Our public school system was broken before COVID – especially for black, brown, and poor kids and their families.
In late August, EducationWeek reported a drastic decline in our nation’s high school graduation rates:
“The last few years have presented a ‘perfect tornado of reasons’ for students to leave high school, and states and school districts are starting to see the fallout. At least 31 states saw declining graduation rates for the class of 2021 overall, more than twice as many as in the previous year.”
And still, people like Robin Lake, director of the Center on Reinventing Public Education (CRPE), continue to offer advice to the traditionalists, hoping current public school leaders will follow her coaching. Lake, and CRPE innovation fellow and senior writer Travis Pillow, wrote this in last week’s The 74 newsletter:
“What we do next matters.”
“School district leaders, state policymakers and advocates can take important steps now to address students’ immediate needs
and set the bar high for system transformation.

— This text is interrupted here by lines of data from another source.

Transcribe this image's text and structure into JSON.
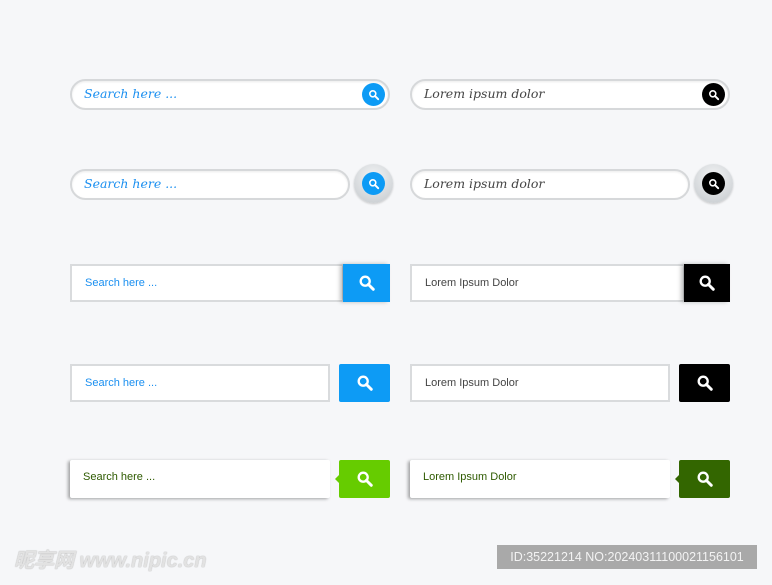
{
  "colors": {
    "blue": "#0d9bf5",
    "black": "#000000",
    "green": "#66cc00",
    "dark_green": "#336600",
    "blue_text": "#1a8ff0",
    "gray_text": "#444444",
    "green_text": "#2e5a00"
  },
  "row1": {
    "left_placeholder": "Search here ...",
    "right_placeholder": "Lorem ipsum dolor"
  },
  "row2": {
    "left_placeholder": "Search here ...",
    "right_placeholder": "Lorem ipsum dolor"
  },
  "row3": {
    "left_placeholder": "Search here ...",
    "right_placeholder": "Lorem Ipsum Dolor"
  },
  "row4": {
    "left_placeholder": "Search here ...",
    "right_placeholder": "Lorem Ipsum Dolor"
  },
  "row5": {
    "left_placeholder": "Search here ...",
    "right_placeholder": "Lorem Ipsum Dolor"
  },
  "watermark": {
    "logo": "昵享网 www.nipic.cn",
    "id_text": "ID:35221214 NO:20240311100021156101"
  }
}
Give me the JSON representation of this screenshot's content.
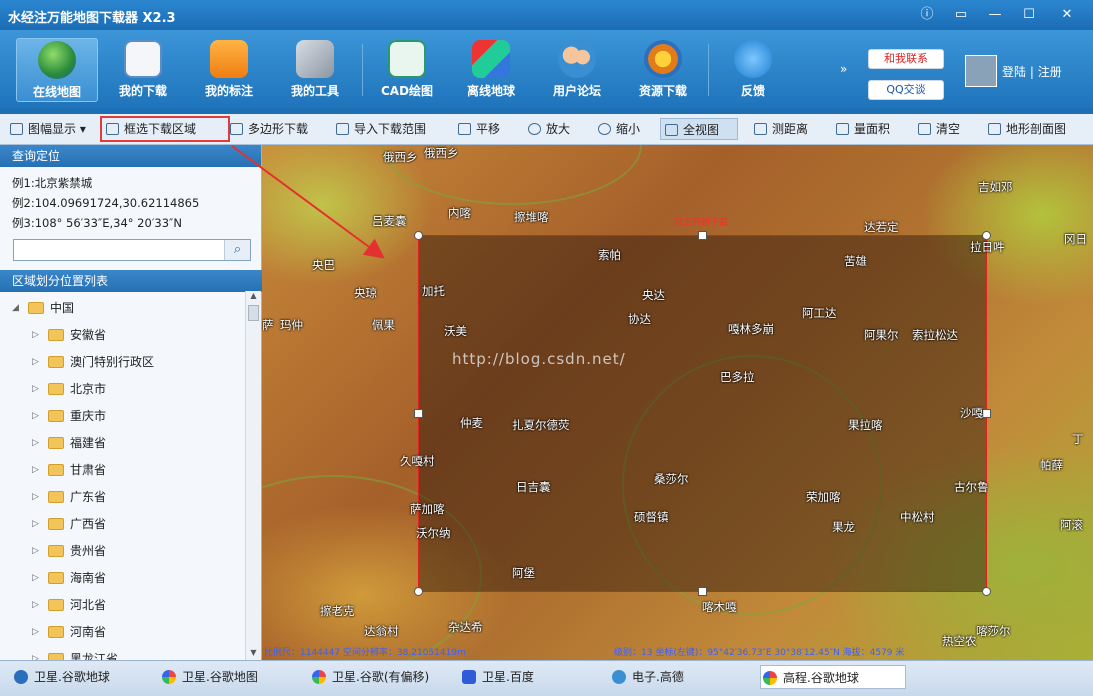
{
  "window": {
    "title": "水经注万能地图下载器 X2.3"
  },
  "mainbar": {
    "buttons": [
      {
        "label": "在线地图",
        "icon": "globe-icon"
      },
      {
        "label": "我的下载",
        "icon": "download-list-icon"
      },
      {
        "label": "我的标注",
        "icon": "map-pin-icon"
      },
      {
        "label": "我的工具",
        "icon": "tools-icon"
      },
      {
        "label": "CAD绘图",
        "icon": "cad-icon"
      },
      {
        "label": "离线地球",
        "icon": "cubes-icon"
      },
      {
        "label": "用户论坛",
        "icon": "users-icon"
      },
      {
        "label": "资源下载",
        "icon": "resource-icon"
      },
      {
        "label": "反馈",
        "icon": "info-icon"
      }
    ],
    "contact_label": "和我联系",
    "qq_label": "QQ交谈",
    "login_label": "登陆",
    "divider": "|",
    "register_label": "注册",
    "more": "»"
  },
  "subbar": {
    "buttons": [
      "图幅显示",
      "框选下载区域",
      "多边形下载",
      "导入下载范围",
      "平移",
      "放大",
      "缩小",
      "全视图",
      "测距离",
      "量面积",
      "清空",
      "地形剖面图"
    ]
  },
  "left": {
    "query_title": "查询定位",
    "examples": [
      "例1:北京紫禁城",
      "例2:104.09691724,30.62114865",
      "例3:108° 56′33″E,34° 20′33″N"
    ],
    "search_value": "",
    "region_title": "区域划分位置列表",
    "tree_root": "中国",
    "tree_items": [
      "安徽省",
      "澳门特别行政区",
      "北京市",
      "重庆市",
      "福建省",
      "甘肃省",
      "广东省",
      "广西省",
      "贵州省",
      "海南省",
      "河北省",
      "河南省",
      "黑龙江省"
    ]
  },
  "map": {
    "hint": "双击开始下载",
    "watermark": "http://blog.csdn.net/",
    "places": [
      "俄西乡",
      "俄西乡",
      "吉如邓",
      "吕麦囊",
      "内喀",
      "擦堆喀",
      "达若定",
      "拉日吽",
      "冈日",
      "央巴",
      "索帕",
      "苦雄",
      "央琼",
      "加托",
      "央达",
      "协达",
      "阿工达",
      "萨",
      "玛仲",
      "佩果",
      "沃美",
      "嘎林多崩",
      "阿果尔",
      "索拉松达",
      "巴多拉",
      "仲麦",
      "扎夏尔德荧",
      "果拉喀",
      "沙嘎",
      "丁",
      "久嘎村",
      "帕薛",
      "桑莎尔",
      "日吉囊",
      "古尔鲁",
      "萨加喀",
      "荣加喀",
      "沃尔纳",
      "硕督镇",
      "果龙",
      "中松村",
      "阿滚",
      "阿堡",
      "喀木嘎",
      "擦老克",
      "达翁村",
      "杂达希",
      "热空农",
      "喀莎尔"
    ],
    "status_left": "比例尺：1144447   空间分辨率：38.21051419m",
    "status_right": "级别：13  坐标(左键)：95°42′36.73″E  30°38′12.45″N 海拔：4579 米"
  },
  "tabs": [
    "卫星.谷歌地球",
    "卫星.谷歌地图",
    "卫星.谷歌(有偏移)",
    "卫星.百度",
    "电子.高德",
    "高程.谷歌地球"
  ]
}
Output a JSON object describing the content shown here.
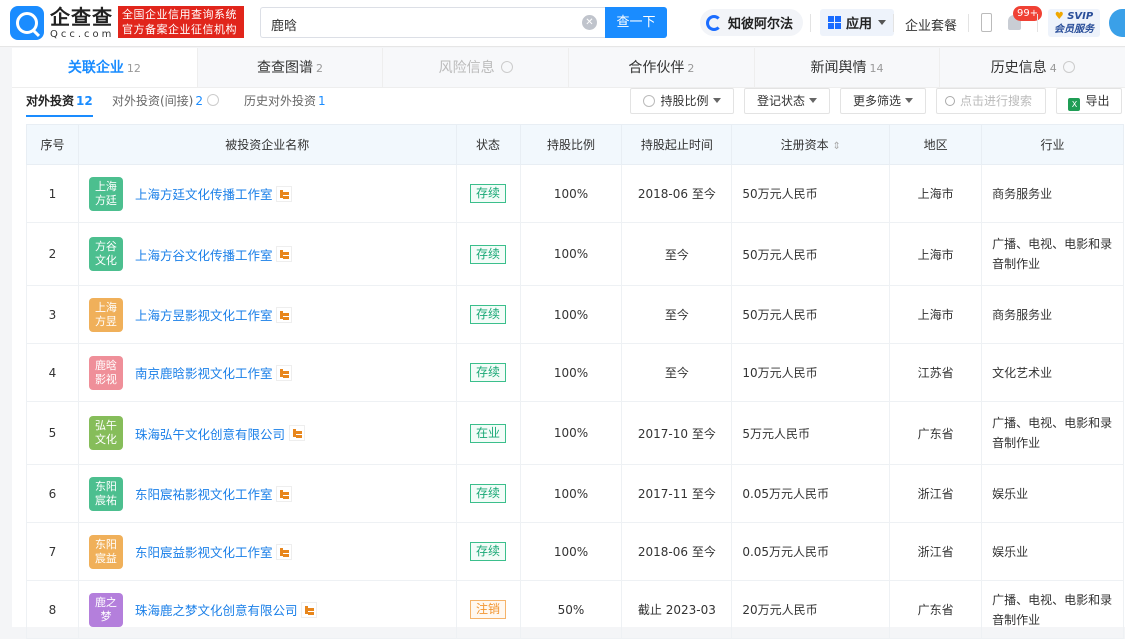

- Districts and states should immediately use their federal dollars to ensure every student in the COVID generation makes a full recovery. They must focus their resources on proven interventions, such as well-designed tutoring, extended learning time, credit recovery, additional mental health support, college and career guidance, and mentoring. These needs are too daunting for schools to shoulder alone. Partnerships and funding for families and community-driven solutions will be critical.
- By the end of 2022-23, states and districts must commit to an honest accounting of rebuilding efforts by defining, adopting and reporting on their progress toward ambitious five- and 10-year goals for student recovery and reimagining. State should invest in rigorous studies that document, analyze and improve their approaches.
- Education leaders and researchers must adopt a national research and development agenda for school reinvention over the next five years. This effort must be anchored in the reality that students’ needs are so varies, so profound and so multifaceted that a single system can’t possibly meet them all.
- Recovery and rebuilding should ensure the system is more resilient and prepared for future crises. School systems must be equipped to deliver high-quality, individualized learning pathways for students. And educators must have flexibility to build on practices that show promise.”
Sound good? Sound possible?
Not going to happen – at least with the current public education system we currently use.
School districts can’t figure out how to spend federal money.
The feds can’t get a national tutoring program started.
Schools are losing teachers, principals, and superintendents.
Campuses continue to struggle offering young learners flexibility about how, what, when, and where they learn.
There’s an old management model that says, “Dissatisfaction leads to motivation.”